The LGWR dilemma


This was discussed at Jonathan Lewis's excellent seminar. We've all had beaten into us over the years that the fundamental requirement for database integrity and recoverability is that any change must always be guaranteed to be in the redo log files. This means that every time you do a commit, your session is blocked until the LGWR has successfully written the information from the log buffer to the redo log. (In fact, a common performance problem is that people commit far too frequently).

But as was demonstrated at the seminar, there is some funny business going on within PL/SQL. Consider the following example. First some setup work:

create table blah ( x number );
insert into blah values (1);

create procedure spin(p number) is 
begin
  for j in 1 .. p loop 
     null; 
  end loop;
end;
/

create procedure redo_test(p number) is
begin
  for i in 1 .. 20 loop
    update blah set x = x + 1;
    commit; 
    spin(p);
  end loop;
end;
/

So the 'spin' procedure just serves to burn some cpu (and hence take up a little time), and the 'redo_test' will perform 20 updates and issue a commit after each update. Now then, onto the test

SQL> exec redo_test(100000);

ie 20 updates, commit after each one, with a few milliseconds delay between each commit. A look at v$sysstat gives:

redo writes = 20
redo blocks written = 20
user commits = 20

Fair enough... This is what we would expect. But then if we do NOT induce such a 'large' delay between the commits...

SQL> exec redo_test(5000);

redo writes = 8
redo blocks written = 20
user commits = 20

and pow! LGWR appears not to have done as many writes as commits! And if we have NO delay between commits, then

SQL> exec redo_test(0);

redo writes = 2
redo blocks written = 20

No solutions yet... If and when information comes to hand, it will be posted.


Update:

The moment you accept the possibility of a PL/SQL routine continuing on relentlessly AFTER a commit has been issued, you immediately introduce the concept of being able to issue asynchronous requests to the log writer. This of course breaks the fundamental rule that we've all had bashed into us over the years - that a commit is NEVER complete until the log writer comes back and tell us so. An asynchronous facility introduces of the possibility of a process thinking that a commit is completed (or at least not really caring if it has or not), when in fact, the appropiate log entries are not yet written.

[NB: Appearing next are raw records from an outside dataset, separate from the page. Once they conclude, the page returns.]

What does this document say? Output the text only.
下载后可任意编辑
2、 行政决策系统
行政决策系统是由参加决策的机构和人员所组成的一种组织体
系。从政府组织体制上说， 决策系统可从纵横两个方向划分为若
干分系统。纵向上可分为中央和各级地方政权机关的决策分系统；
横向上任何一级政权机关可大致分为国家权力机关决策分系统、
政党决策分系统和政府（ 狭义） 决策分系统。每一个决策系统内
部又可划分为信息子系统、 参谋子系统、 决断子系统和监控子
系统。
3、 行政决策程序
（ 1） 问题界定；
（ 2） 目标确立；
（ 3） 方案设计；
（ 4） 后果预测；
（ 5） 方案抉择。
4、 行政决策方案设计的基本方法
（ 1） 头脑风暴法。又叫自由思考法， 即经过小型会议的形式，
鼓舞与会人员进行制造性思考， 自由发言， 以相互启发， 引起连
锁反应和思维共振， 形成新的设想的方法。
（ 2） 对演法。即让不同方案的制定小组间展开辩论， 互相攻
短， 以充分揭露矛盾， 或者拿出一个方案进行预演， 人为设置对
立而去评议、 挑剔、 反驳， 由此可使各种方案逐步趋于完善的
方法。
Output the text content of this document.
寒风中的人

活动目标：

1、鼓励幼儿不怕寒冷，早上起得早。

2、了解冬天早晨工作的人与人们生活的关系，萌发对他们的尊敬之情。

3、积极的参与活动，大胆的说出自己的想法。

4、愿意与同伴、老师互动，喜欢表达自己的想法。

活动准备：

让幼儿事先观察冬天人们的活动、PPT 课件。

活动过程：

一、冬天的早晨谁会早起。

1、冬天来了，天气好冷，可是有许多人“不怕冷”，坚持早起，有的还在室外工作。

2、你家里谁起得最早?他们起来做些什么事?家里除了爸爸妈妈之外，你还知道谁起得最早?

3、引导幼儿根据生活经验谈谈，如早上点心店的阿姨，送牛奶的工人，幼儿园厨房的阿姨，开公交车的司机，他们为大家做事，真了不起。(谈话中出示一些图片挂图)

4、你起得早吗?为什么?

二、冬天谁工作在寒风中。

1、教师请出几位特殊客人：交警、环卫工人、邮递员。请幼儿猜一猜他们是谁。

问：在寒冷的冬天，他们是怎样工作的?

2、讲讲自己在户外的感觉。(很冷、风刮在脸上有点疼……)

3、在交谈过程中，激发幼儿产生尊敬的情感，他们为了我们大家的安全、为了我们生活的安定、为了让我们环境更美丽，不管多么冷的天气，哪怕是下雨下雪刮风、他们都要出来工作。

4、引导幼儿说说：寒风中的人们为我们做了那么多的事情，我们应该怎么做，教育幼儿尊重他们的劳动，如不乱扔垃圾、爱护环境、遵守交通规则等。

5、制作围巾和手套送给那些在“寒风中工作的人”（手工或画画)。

After the initial panic of this scenario falls away, you can start to see the marvellous ingenuity of this "cheat" solution from the folks at Oracle. Consider a "worst case" scenario, where the PL/SQL program "thinks" that 10 changes have been committed, but really on 6 have been done and then a spectacular database crash occurs. One would assume that we have a database corruption but in fact we don't. What we actually have is something akin to the Heisenberg Uncertainty principle. We can't tell that there were 4 "half-committed" changes done - from our perspective, only 6 will have been completed at the time of the crash. To trap the "cheat" in such a way that the evidence would be persistent after the crash basically stops the cheat from being detectable (due to the very small timings involved).

All that the PL/SQL needs to do is ensure that the last commit (or at least at some stage before it returns control to the calling environment) that it has waited on the log writer to successfully do all of it work. This can in fact be observed from the 'redo synch writes' statistic. After the 'redo_test' procedure is run, this goes up by 1, independent of the number of 'redo writes' that have occurred.

And the real beauty of this, is that you'll see half the work on the redo allocation latch - one of the main potential bottlenecks in an Oracle instance.

Update:

All of this has finally become well known and documented with version 10.2. The COMMIT command has been extended to allow developer control over the synch / asynch nature of commit.